At any rate, these recipes are often so good they would often outshine whatever you might choose to serve with them. I  struggle to imagine how anyone who cooks from this book would not, eventually, come to the same conclusion. I only wish Smith was a little more proud of his recipes and leaned a little less heavily on the ‘side’ angle.

The focus on these dishes being sides has a wonderful side (teehee) benefit: the recipes give a lot of flavour without days of faffing around.  Constraints often produce the best innovation and solutions. So, the constraint of producing food that is nominally meant to accompany other food (and thus cannot take five days to produce) has led Smith to create really enjoyable food.

Here is what we have cooked so far:

  • Baby Pak Choi with Sticky Garlic and Ginger (a perfect simple vegetable stir fry: the garlic and ginger gives real vitality to the pak choi.)
  • Black bean, coriander and lime rice (I made this with the corn recipe below. It was a fantastic combination, and one that just demonstrates the clever way Smith thinks about food.)
  • Buttermilk, dill and soy seed wedge salad (one of the stars of this book: an incredible buttermilk dressing, pickled radishes, sticky seeds, iceberg lettuce. I want to eat this forever.)
  • Chard with chilli, shallot and cider vinaigrette (my favourite recipe of the year, I think. I have made this on so many occasions and each time I am blown away. The dressing in particular is masterful. And it has almost converted my chard-averse partner.)
  • Chicken stock and orange-braised fennel (cooked fennel is a somewhat new visitor chez nous, but it is always welcome. The orange both enhances the sweetness of the fennel but also accentuates the savoury anise notes. Delightful autumn food.)
  • Chinese cabbage with black vinegar (Outside of Asia, the wombok is criminally underappreciated. It is the most wonderful vegetable: at once deeply savoury, sweet, juicy, tender, crunchy, silky. This elegant little stir fry is rewarding.) 
  • Chorizo Roast Potatoes (How to improve a roast potato? Add chorizo it seems! Don’t eat chorizo? Investigate Julia Turschen’s kinda, sorta patas bravas.) 
  • Grilled Tenderstem Broccoli with Umami Crumbs (I challenge you to make this and not consider topping every dish with umami crumbs. It’s genius.)
  • Honey, thyme, and lime butter corn (there’s almost a south east Asian feel to this the way the sweetness of the corn and honey is contrasted with the peppy lime juice and woody notes of the thyme. Morish.)
  • Quick cucumber and daikon kimchi (I met a Korean person who was just so enthusiastic about kimchi it’s hard to eat it now without thinking of their cheerful advocacy. I think they might have been in the pocket of Big Fermented Cabbage, honestly.

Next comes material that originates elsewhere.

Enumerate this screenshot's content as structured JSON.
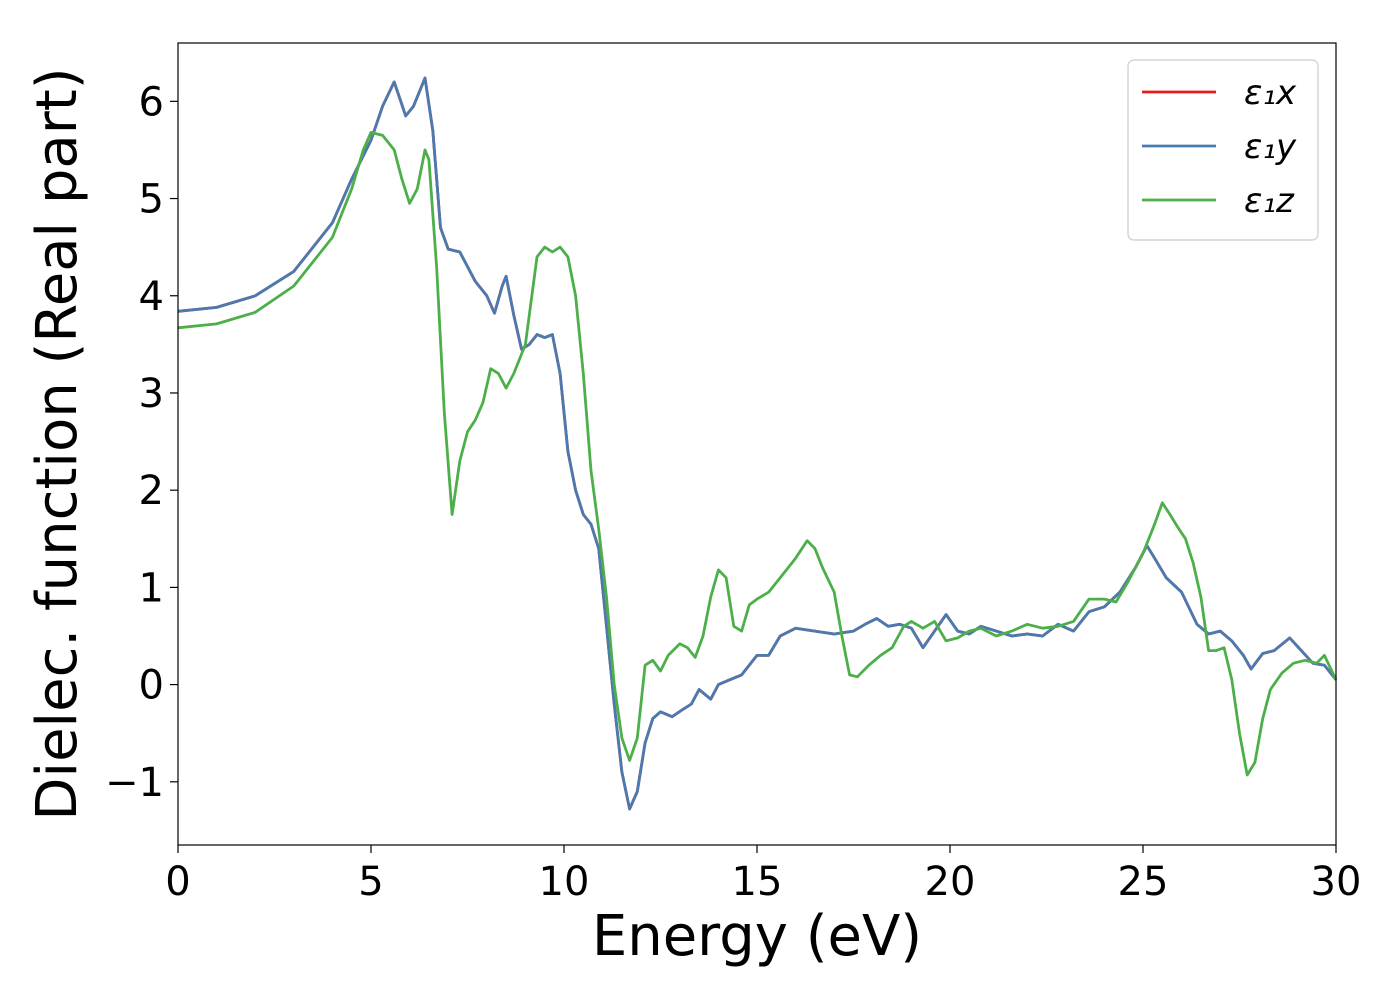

Whether or not they would like this quick kimchi inspired vegetable pickle I will never know, but I certainly loved it.)
  • Smacked Cucumbers (One of my favourite dishes, although I think I’m so wedded to the Fuchsia Dunlop version all others, including this variation, feel a little wan in comparison.) 

Why this book?

  • You want to improve your repertoire of sides
  • You want an excellent resource of modern vegetable-focussed dishes
  • You want to support excellent cookbook design

Score

Nigella ░░░ Donna Hay Attractive, evocative writing versus simple and direct?
Ottolenghi ░░░ Barefoot Contessa Elaborate or involved recipes versus quick and easy?
Mark Bittman ░░░░ Ferran Adrià Can you cook the food every night or is it more specialist or obscure?
Gwyneth Paltrow ░░░ Nigel Slater Do you see photos of the author or photos of the food?
#Konmari ░░░░ Summer And does it just spark joy?

This book, nominally a collection of side dishes, is a tremendous discovery and is a welcome addition to anyone’s everyday cookbook library.